Der Fall Sergej Skripal: EU stellt sich hinter Großbritannien

Experten sollen den Stoff untersuchen, mit dem der russische Ex-Spion Skripal vergiftet wurde. Die EU-Außenminister unterstützen das britische Vorgehen.

Ein Mann spricht vor Mikrofonen

Vor dem Treffen in Brüssel: der britische Außenminister Boris Johnson Foto: ap

MOSKAU/LONDON/BRÜSSEL ap/dpa | Im Fall des Giftanschlags auf den Ex-Doppelagenten Sergej Skripal hat sich die EU geschlossen hinter Großbritannien gestellt, allerdings vorerst auf klare Anschuldigungen gegen Russland verzichtet. In einer am Montag bei einem Außenministertreffen in Brüssel verabschiedeten Erklärung heißt es lediglich, die EU nehme die Einschätzung Großbritanniens sehr ernst, dass höchstwahrscheinlich Russland für den Anschlag verantwortlich sei. Russland müsse unverzüglich alle Fragen zu dem Fall beantworten. Man unterstütze die Anstrengungen Großbritanniens, die Verantwortlichen zur Rechenschaft zu ziehen. Bei dem Treffen in Brüssel geht es außerdem um Syrien, Iran, den Korea-Konflikt und die Ukraine.

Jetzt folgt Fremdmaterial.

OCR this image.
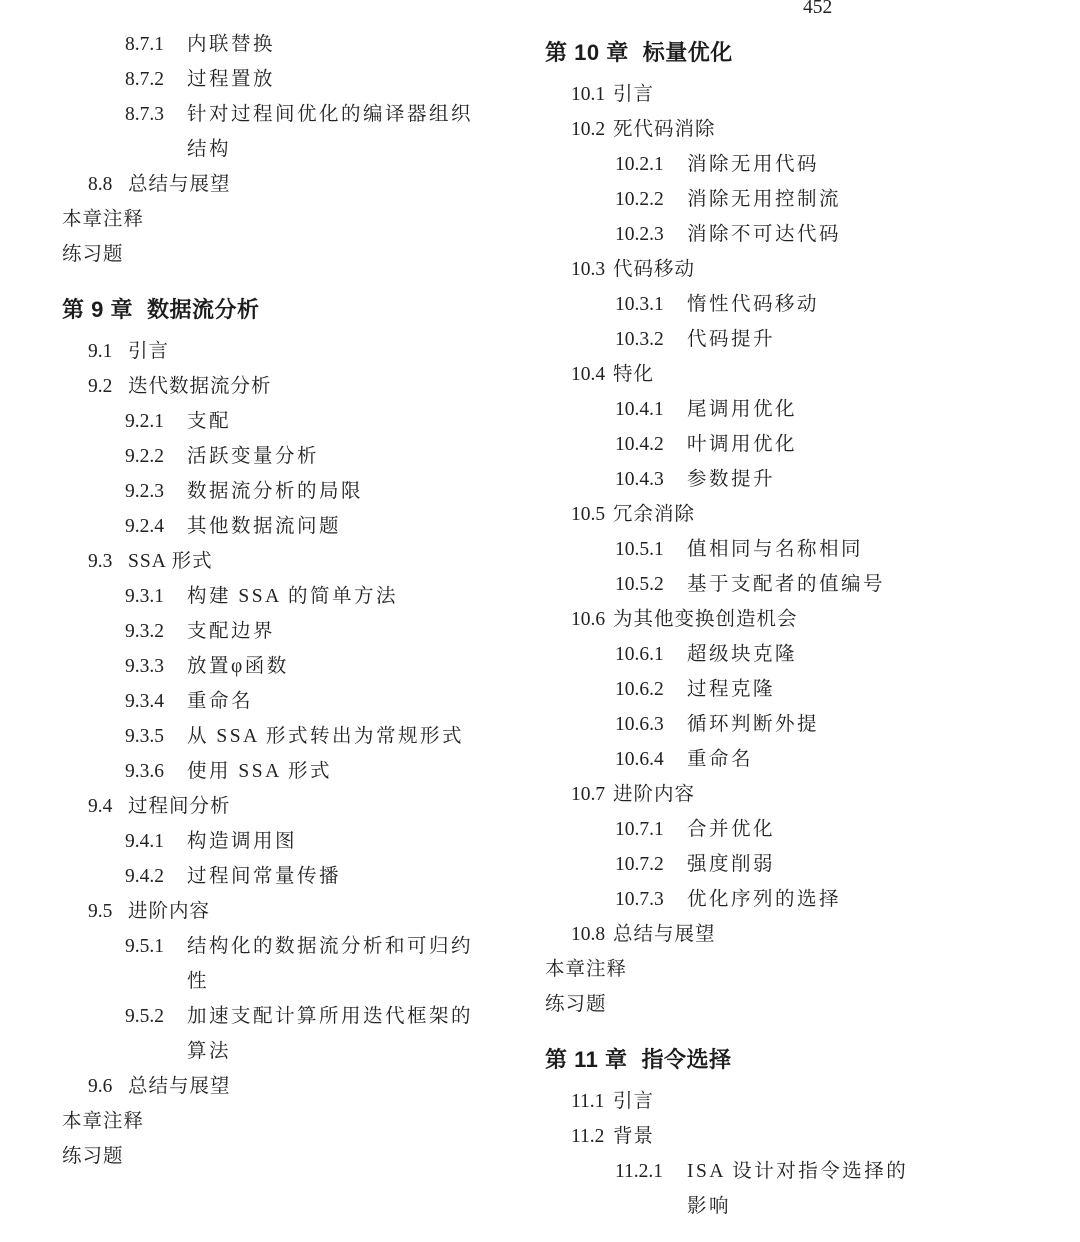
8.7.1	内联替换
8.7.2	过程置放
8.7.3	针对过程间优化的编译器组织
结构
8.8 总结与展望
本章注释
练习题
第 9 章 数据流分析
9.1 引言
9.2 迭代数据流分析
9.2.1	支配
9.2.2	活跃变量分析
9.2.3	数据流分析的局限
9.2.4	其他数据流问题
9.3 SSA 形式
9.3.1	构建 SSA 的简单方法
9.3.2	支配边界
9.3.3	放置φ函数
9.3.4	重命名
9.3.5	从 SSA 形式转出为常规形式
9.3.6	使用 SSA 形式
9.4 过程间分析
9.4.1	构造调用图
9.4.2	过程间常量传播
9.5 进阶内容
9.5.1	结构化的数据流分析和可归约
性
9.5.2	加速支配计算所用迭代框架的
算法
9.6 总结与展望
本章注释
练习题
第 10 章 标量优化
10.1 引言
10.2 死代码消除
10.2.1	消除无用代码
10.2.2	消除无用控制流
10.2.3	消除不可达代码
10.3 代码移动
10.3.1	惰性代码移动
10.3.2	代码提升
10.4 特化
10.4.1	尾调用优化
10.4.2	叶调用优化
10.4.3	参数提升
10.5 冗余消除
10.5.1	值相同与名称相同
10.5.2	基于支配者的值编号
10.6 为其他变换创造机会
10.6.1	超级块克隆
10.6.2	过程克隆
10.6.3	循环判断外提
10.6.4	重命名
10.7 进阶内容
10.7.1	合并优化
10.7.2	强度削弱
10.7.3	优化序列的选择
10.8 总结与展望
本章注释
练习题
第 11 章 指令选择
11.1 引言
11.2 背景
11.2.1	ISA 设计对指令选择的
影响
452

Vor dem Treffen hatte der britische Außenminister Boris Johnson am Sonntag verkündet, die Spur führe „unaufhaltsam zum Kreml“. Der britischen Regierung lägen „Beweise innerhalb der vergangenen zehn Jahre“ vor, dass Russland nicht nur die Überbringung von Nervenkampfstoffen zum Zweck von Mordanschlägen geprüft habe, sondern auch, dass es Nowitschok geschaffen und gelagert habe, sagte Johnson der BBC.

Nach der Unterrichtung der EU-Außenminister wolle Johnson anschließend Nato-Generalsekretär Jens Stoltenberg am Montag treffen. Vertreter der Organisation für das Verbot chemischer Waffen (OPCW) mit Sitz in Den Haag träfen am Montag in Großbritannien ein, um Proben des im Fall Skripal verwendeten Nervengifts zu nehmen. Unabhängige Tests dauerten voraussichtlich mindestens zwei Wochen, erklärte das Außenministerium.

Noch am Sonntag hatte der wiedergewählte russische Präsident Wladimir Putin hat sich zu einer Zusammenarbeit mit Großbritannien bei den Ermittlungen im Fall Skripal bereit erklärt. Die Anschuldigung der britischen Regierung, dass Russland an dessen Vergiftung beteiligt gewesen sei, bezeichnete Putin am Sonntag als Unsinn.

In seinen ersten öffentlichen Aussagen über den Vorfall bezeichnete Putin ihn als „Tragödie“. Wenn die britische Anschuldigung, dass sie mit dem in der Sowjetunion entwickelten Nervengift Nowitschok vergiftet worden seien, wahr sei, dann seien die Opfer sofort verstorben, sagte Putin. Es sei Unsinn, zu glauben, dass jemand in Russland kurz vor der am Sonntag abgehaltenen Präsidentenwahl und vor der für den Sommer dort geplanten Fußballwelt-meisterschaft solch eine Attacke verübt haben könnte, sagte Putin.

Der russische Botschafter in London, Alexander Jakowenko, mahnte in der Zeitung Mail on Sunday einen kühlen Kopf in der Affäre an. Der Streit eskaliere gefährlich und unverhältnismäßig, sagte er.

Zurückweisung der Zurückweisung

Der russische EU-Botschafter Wladimir Tschischow bekräftigte am Sonntag in der BBC, dass sein Land nichts mit dem Fall zu tun habe. Er verwies darauf, dass das verwendete Nervengift aus einem britischen Labor stammen könnte. Russland habe keine Bestände an Chemiewaffen und stecke auch nicht hinter dem Angriff auf die Skripals. Er wies darauf hin, dass die britische Chemiewaffenforschungseinrichtung Porton Down nur 13 Kilometer vom Tatort Salisbury entfernt liege.

Die direkte Verantwortung für die Tat wies er der Einrichtung aber nicht zu. Auf eine entsprechende Frage, ob Porton Down für den Angriff verantwortlich sei, antwortete er: „Ich weiß es nicht.“ Die britische Regierung wies Tschischows Andeutung als „Unsinn“ zurück.

Skripal und seine Tochter wurden vor knapp zwei Wochen in der südenglischen Kleinstadt Salisbury vergiftet. Sie überlebten, schweben aber beide nach wie vor in Lebensgefahr. Russland und Großbritannien wiesen jeweils 23 Diplomaten des anderen Landes aus und ergriffen weitere Strafmaßnahmen.